One of the most unique aspects about Virginia is that it doesn’t feature any type of dialogue at all, yet still manages to be just as powerful. Instead, you’ll be reading the facial expressions of the characters, and truly paying attention as the scenes unfold, to get a grasp on the emotional tale encompassed here. It may be a little confusing and hard to follow at times, but by the end of the game, you are left to make your own conclusions and reasoning as to everything that just took place. This is no way lessens the emotional impact the game can leave. In fact, I think it only enhances it. You’re left with nothing more than your own thoughts and feelings during the two hours you’ll be spending with Anne Tarver.
Virginia is a standard walking simulator, with the player moving the main character from point A to point B, with not much in the way of interaction, except to advance the story. There are a few collectibles to be found throughout the game, such as bird feathers and flowers, that can change certain things in Anne’s apartment, but they don’t seem to have any effect on the outcome of the story. They do trigger certain trophies though, so it may be worth doing for those that care. Other than that, you’ll simply be walking from one scene to the next, experiencing the story as it’s told visually to you.
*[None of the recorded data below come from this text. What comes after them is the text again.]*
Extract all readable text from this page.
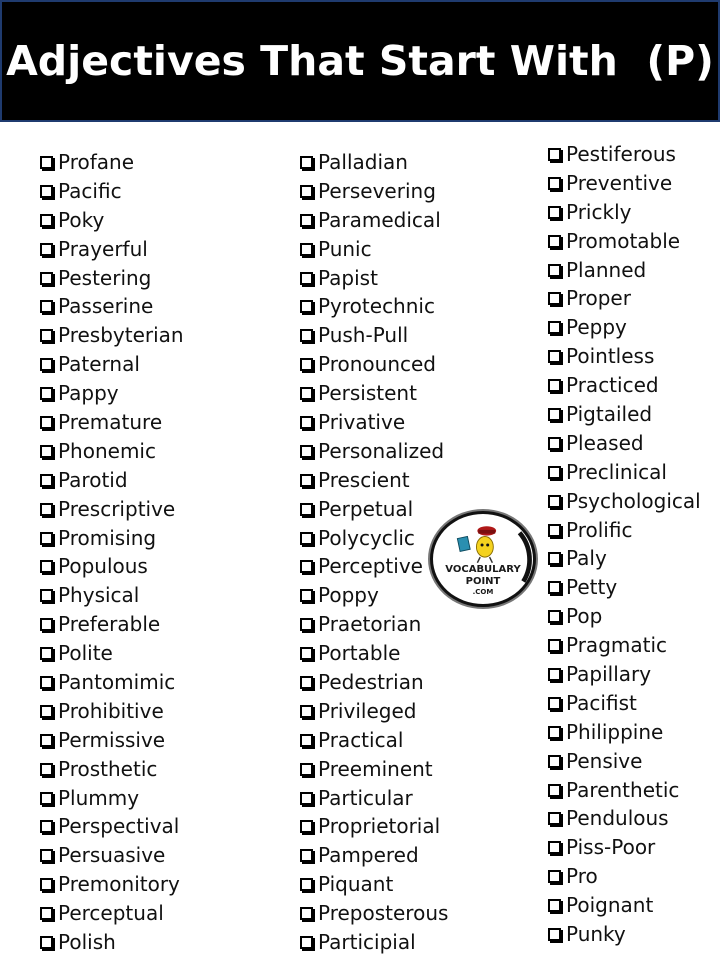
Adjectives That Start With  (P)
Profane
Pacific
Poky
Prayerful
Pestering
Passerine
Presbyterian
Paternal
Pappy
Premature
Phonemic
Parotid
Prescriptive
Promising
Populous
Physical
Preferable
Polite
Pantomimic
Prohibitive
Permissive
Prosthetic
Plummy
Perspectival
Persuasive
Premonitory
Perceptual
Polish
Palladian
Persevering
Paramedical
Punic
Papist
Pyrotechnic
Push-Pull
Pronounced
Persistent
Privative
Personalized
Prescient
Perpetual
Polycyclic
Perceptive
Poppy
Praetorian
Portable
Pedestrian
Privileged
Practical
Preeminent
Particular
Proprietorial
Pampered
Piquant
Preposterous
Participial
Pestiferous
Preventive
Prickly
Promotable
Planned
Proper
Peppy
Pointless
Practiced
Pigtailed
Pleased
Preclinical
Psychological
Prolific
Paly
Petty
Pop
Pragmatic
Papillary
Pacifist
Philippine
Pensive
Parenthetic
Pendulous
Piss-Poor
Pro
Poignant
Punky
VOCABULARY
POINT
.COM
The soundtrack to the game sent chills running up and down my spine on several occasions. Composer Lyndon Holland did such a fantastic job capturing the emotion of Virginia and the way players would feel while experiencing it. Something as simple as walking down a hallway in the basement toward your partners office, or searching through historical records in the archive, are brought that much more to life by the music accompanying it. In a game that doesn’t feature a single spoken word, all you have throughout the journey is the music, sights, and sounds to guide you through. And truth be told, that’s all you need here.
The little details that Variable State took the time to craft really helps Virginia stand out from the rest. From seeing how a married couple has two twin beds in their room instead of one larger bed, to the way certain scenes are laid out (no spoilers!), it’s clear that this is a world the developers fell in love with and wanted it to feel as real as humanly possible. The art style used is unique and is really well done. It’s especially beautiful in areas such as the outdoors when you’re looking out at a sea of autumn colors exploding in the trees in the distance. This is a perfect example of how a game can still resonate with many people and not have cutting edge graphics and technology within.
Games like Virginia are extremely rare in the industry. It will grab at you from the opening moments, and it will refuse to let go until well after the credits have rolled. It’s also on the short side, as a complete playthrough should take about two hours, three if you actively seek out the few collectibles it has to offer. While not a perfect game, as it does have small hiccups here and there, it’s definitely one of the better adventure games that I’ve had the pleasure of experiencing in recent memory.